Necessity and sufficiency of PTHrP: genetic manipulation experiments
Necessity
When PTHLH is knocked out by CRISPR in OSRC-2 and RXF393:
Cachexia and hypercalcemia disappear, and survival is prolonged.
Tumors are actually larger or similar in size → suppression of cachexia is not simply a consequence of tumor reduction.
Even when hypercalcemia alone is corrected with a calcium-lowering drug (zoledronic acid), cachexia persists → hypercalcemia is not a sufficient condition for cachexia.
Sufficiency
Doxycycline (DOX)-inducible PTHLH cDNA was introduced into 786-O, a line that normally does not strongly induce cachexia.
DOX treatment causes rapid body weight loss, fat wasting, hypercalcemia, and early death.
Conversely, re-expression of sgRNA-resistant PTHLH in PTHLH KO OSRC-2 reinduces cachexia and hypercalcemia, which are reversed upon DOX withdrawal.
Patient data: clinical significance of HIF2 inhibitors
In patients with ccRCC:
Baseline plasma PTHrP is higher than in healthy individuals and positively correlates with corrected calcium and reduced skeletal muscle index.
Belzutifan
Significantly reduces PTHrP and corrected calcium, and an increase in BMI is observed within one month.
ICI and VEGF TKIs show little to no effect on PTHrP suppression or weight gain, and can even cause weight loss.
Weight recovery occurs regardless of tumor response → indicating a cachexia-correcting effect independent of tumor shrinkage.
NKT2152
Rapidly and durably suppresses plasma PTHrP.

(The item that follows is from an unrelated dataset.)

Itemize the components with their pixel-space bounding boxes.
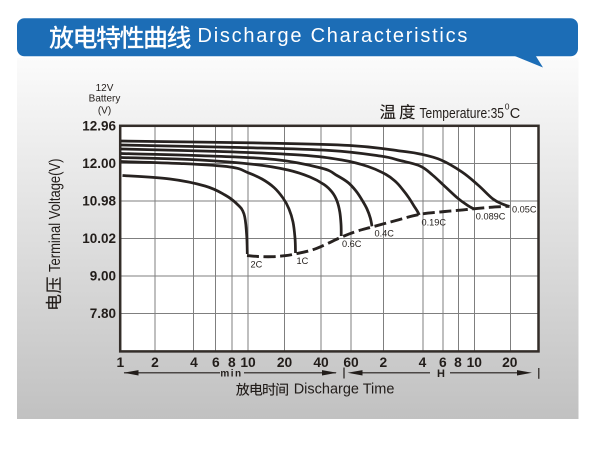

Patients with high baseline PTHrP derive the greatest benefit in terms of weight gain and calcium normalization.
Here again, tumor response rate and weight recovery are uncoupled → suggesting potential as a cachexia therapy.
The main trends remain consistent in sex-stratified analyses.
Broader implications and future perspectives
PTHLH strongly correlates with HIF transcriptional signatures across many cancer types, and is highly expressed particularly in KIRC, HNSC, and lung squamous cell carcinoma.
In ccRCC, PTHrP serves as:
a mechanistic driver of cachexia and hypercalcemia, and
a potential pharmacodynamic biomarker of HIF2 inhibitors (falls rapidly after dosing).
Future strategies:
Prevent cachexia in the pre-onset and early stages by directly targeting PTHrP or HIF2.
Through combined analysis of other secreted factors such as GDF15, develop tumor-type- and patient-tailored cachexia therapies based on PTHrP and GDF15.
In other cancers (pancreatic cancer, head and neck cancer, lung cancer, etc.), test activation of the hypoxia–HIF–PTHrP axis and dissect the respective roles of HIF1 and HIF2.